Márcia citou o primeiro livro do autor – Feliz Ano Velho, que conta a história do acidente que o deixou tetraplégico – e destacou que, nesta obra, já havia menção ao desaparecimento e à morte de Rubens Paiva. “No Feliz Ano Velho, já há menção, e bem significativa, à morte do Rubens Paiva. Mas não foi neste livro que fomos cooptados pela história dele, e sim no Ainda Estou Aqui”, afirmou.

A professora ainda destacou a relevância da obra literária e da arte, de forma geral, para o fomento ao diálogo e à reflexão crítica. “O que se quer, quando se quer abolir a arte, é que as pessoas sejam assujeitadas, ou seja, que tenham todas a mesma visão e o mesmo foco. É o que vemos nas distopias: pessoas que não podem se diferenciar”, ressaltou. “A possibilidade de olhar para tudo de forma subjetiva é perigosa para os regimes totalitários. Quando ampliamos a nossa visão, somos muito mais difíceis de sermos assujeitados”, complementou Márcia.

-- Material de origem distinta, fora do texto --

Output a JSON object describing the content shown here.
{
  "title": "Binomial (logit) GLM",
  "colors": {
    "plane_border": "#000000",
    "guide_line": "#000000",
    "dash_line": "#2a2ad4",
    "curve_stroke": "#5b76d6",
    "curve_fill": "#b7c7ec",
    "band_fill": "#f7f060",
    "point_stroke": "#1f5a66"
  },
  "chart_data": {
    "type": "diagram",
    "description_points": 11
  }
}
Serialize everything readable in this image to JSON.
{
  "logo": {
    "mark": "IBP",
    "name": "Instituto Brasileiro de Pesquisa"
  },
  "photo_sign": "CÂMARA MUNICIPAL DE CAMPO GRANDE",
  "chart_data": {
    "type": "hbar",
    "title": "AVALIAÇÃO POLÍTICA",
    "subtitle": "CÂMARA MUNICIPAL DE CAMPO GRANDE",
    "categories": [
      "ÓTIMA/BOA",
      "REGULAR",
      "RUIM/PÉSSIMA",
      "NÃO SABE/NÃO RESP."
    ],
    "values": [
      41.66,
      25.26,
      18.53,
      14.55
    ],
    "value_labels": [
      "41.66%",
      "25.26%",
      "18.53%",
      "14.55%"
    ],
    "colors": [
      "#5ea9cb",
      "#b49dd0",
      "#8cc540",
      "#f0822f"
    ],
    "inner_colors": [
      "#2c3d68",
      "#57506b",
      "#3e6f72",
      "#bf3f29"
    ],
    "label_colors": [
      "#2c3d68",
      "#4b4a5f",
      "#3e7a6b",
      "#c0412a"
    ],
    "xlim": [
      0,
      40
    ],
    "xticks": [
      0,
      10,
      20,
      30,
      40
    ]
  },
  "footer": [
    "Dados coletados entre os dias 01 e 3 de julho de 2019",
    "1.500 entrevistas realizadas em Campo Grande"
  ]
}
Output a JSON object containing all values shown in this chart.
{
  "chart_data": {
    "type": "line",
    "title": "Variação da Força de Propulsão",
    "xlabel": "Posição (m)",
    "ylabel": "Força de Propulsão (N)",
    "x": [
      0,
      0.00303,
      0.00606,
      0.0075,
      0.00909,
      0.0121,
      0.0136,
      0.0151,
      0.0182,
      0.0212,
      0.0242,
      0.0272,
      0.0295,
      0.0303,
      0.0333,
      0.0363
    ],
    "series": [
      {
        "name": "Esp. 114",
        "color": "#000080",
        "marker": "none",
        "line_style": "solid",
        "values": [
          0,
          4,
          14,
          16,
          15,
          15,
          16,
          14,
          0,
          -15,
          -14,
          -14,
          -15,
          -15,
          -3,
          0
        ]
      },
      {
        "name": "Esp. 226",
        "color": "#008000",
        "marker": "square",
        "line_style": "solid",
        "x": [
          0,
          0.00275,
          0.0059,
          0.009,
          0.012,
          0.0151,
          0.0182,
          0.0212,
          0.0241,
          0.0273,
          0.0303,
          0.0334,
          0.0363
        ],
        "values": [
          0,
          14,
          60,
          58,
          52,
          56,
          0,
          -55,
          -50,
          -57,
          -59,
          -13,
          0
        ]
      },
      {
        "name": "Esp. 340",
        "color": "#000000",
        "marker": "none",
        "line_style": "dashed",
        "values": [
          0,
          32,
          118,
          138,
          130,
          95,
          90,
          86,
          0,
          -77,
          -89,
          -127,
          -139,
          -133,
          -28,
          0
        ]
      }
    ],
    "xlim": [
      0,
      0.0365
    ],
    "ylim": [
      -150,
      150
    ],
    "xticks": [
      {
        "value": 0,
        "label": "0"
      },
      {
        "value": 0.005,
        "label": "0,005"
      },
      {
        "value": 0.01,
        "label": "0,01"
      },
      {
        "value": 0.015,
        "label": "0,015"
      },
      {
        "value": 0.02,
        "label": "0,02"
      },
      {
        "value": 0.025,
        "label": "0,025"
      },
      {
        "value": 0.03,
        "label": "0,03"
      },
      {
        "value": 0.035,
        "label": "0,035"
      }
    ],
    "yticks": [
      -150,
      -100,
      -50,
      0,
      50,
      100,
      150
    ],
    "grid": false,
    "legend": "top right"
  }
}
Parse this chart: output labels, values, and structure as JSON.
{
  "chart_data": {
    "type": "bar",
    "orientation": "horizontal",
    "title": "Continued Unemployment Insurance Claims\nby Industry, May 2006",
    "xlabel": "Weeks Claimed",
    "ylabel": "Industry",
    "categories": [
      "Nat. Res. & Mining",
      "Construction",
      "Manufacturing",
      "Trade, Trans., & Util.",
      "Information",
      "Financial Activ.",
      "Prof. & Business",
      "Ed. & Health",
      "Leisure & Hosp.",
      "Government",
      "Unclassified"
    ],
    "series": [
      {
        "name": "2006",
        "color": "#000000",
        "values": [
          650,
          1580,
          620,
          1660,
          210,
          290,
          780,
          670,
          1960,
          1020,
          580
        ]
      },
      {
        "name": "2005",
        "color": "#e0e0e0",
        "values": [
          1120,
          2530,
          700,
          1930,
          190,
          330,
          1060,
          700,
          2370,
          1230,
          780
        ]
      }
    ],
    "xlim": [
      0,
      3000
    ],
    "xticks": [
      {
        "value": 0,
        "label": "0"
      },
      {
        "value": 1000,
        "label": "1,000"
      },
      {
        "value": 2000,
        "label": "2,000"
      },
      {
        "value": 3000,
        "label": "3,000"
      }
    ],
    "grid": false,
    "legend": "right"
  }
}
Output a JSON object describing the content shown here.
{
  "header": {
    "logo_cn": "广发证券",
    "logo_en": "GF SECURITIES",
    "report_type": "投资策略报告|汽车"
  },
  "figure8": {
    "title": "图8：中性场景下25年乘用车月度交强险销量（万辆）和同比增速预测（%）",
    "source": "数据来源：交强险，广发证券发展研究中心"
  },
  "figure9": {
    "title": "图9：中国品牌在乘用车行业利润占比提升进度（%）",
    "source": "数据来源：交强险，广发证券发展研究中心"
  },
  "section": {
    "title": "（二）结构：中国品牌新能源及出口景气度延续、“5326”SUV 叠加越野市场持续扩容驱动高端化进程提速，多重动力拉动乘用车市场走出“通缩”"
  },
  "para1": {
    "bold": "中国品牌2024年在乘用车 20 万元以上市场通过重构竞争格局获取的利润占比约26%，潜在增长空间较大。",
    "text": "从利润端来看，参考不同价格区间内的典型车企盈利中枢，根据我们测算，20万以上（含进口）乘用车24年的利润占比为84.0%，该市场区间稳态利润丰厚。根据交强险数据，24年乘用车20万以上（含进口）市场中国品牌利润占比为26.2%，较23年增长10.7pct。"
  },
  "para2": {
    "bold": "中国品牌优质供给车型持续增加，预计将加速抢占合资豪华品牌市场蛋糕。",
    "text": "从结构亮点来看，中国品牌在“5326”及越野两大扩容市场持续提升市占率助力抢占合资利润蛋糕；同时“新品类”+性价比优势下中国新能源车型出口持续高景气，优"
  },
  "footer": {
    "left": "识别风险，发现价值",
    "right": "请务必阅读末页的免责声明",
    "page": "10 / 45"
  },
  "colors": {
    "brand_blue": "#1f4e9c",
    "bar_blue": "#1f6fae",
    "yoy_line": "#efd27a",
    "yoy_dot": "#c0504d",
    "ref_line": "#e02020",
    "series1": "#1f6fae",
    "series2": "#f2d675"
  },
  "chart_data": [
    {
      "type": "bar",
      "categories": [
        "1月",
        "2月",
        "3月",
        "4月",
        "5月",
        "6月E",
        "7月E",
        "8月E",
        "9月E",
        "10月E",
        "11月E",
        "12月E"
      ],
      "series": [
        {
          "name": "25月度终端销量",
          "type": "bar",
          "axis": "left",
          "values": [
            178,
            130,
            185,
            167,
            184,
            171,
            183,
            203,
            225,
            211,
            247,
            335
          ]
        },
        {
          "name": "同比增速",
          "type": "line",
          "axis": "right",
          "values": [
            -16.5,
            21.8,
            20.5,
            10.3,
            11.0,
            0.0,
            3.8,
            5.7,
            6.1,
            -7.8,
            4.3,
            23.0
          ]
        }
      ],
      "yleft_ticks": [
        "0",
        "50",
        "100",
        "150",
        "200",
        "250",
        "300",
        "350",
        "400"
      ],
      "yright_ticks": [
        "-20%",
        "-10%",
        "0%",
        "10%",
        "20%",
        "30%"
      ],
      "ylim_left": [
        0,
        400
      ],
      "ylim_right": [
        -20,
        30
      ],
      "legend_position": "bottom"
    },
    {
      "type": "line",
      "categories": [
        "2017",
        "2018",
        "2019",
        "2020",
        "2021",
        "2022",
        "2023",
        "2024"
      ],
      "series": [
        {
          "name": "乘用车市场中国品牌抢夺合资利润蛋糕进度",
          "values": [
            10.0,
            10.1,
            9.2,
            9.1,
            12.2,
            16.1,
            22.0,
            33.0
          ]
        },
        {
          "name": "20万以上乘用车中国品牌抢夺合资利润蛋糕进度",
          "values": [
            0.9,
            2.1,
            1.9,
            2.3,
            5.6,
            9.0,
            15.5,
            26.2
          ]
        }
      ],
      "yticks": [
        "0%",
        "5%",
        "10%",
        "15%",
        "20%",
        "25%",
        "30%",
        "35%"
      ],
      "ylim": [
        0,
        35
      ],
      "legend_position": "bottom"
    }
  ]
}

“A possibilidade de olhar para tudo de forma subjetiva é perigosa para os regimes totalitários. Quando ampliamos a nossa visão, somos muito mais difíceis de sermos assujeitados”.
Profa. Márcia Duarte

Três atos e dois epílogos

Último painelista a falar, o professor Giba Assis Brasil começou refletindo sobre a memória da geração da qual faz parte. “Éramos crianças quando o golpe militar aconteceu, éramos adolescentes quando o Rubens Paiva foi torturado e morto e estávamos mais perto dos 30 do que dos 20 quando o regime militar acabou. Passamos a infância e a juventude na ditadura”, lembrou. Nesse sentido, segundo ele, uma primeira decisão acertada dos roteiristas foi “afastar” a visão geracional e retratar, no filme, um ponto de vista muito próximo da Eunice.

Ao analisar “Ainda Estou Aqui”, o professor o definiu como uma obra com “três atos e dois epílogos”. O primeiro ato, segundo ele, é a apresentação da família Paiva; o segundo é o que ele chamou de “apresentação do inferno”, quando a casa é invadida, Rubens Paiva é levado e, posteriormente, Eunice e a filha adolescente são presas. O terceiro ato, segundo Giba, começa com a reação de Eunice após a saída da prisão, quando ela decide retornar com a família para São Paulo.

O primeiro epílogo é quando finalmente é emitida a certidão de óbito de Rubens Paiva, em 1996. O segundo acontece no final do filme, quando Eunice, já com o Alzheimer avançado, reconhece uma foto do marido na televisão. Para Giba, a expressão “Ainda Estou Aqui” vale para a memória de Rubens Paiva, para a presença de Eunice mesmo com a doença avançada e, também, para os dias de hoje: “O que o filme não menciona é que os defensores da ditadura também ainda estão aqui. E a luta continua.”

“O que o filme não menciona é que os defensores da ditadura também ainda estão aqui. E a luta continua.”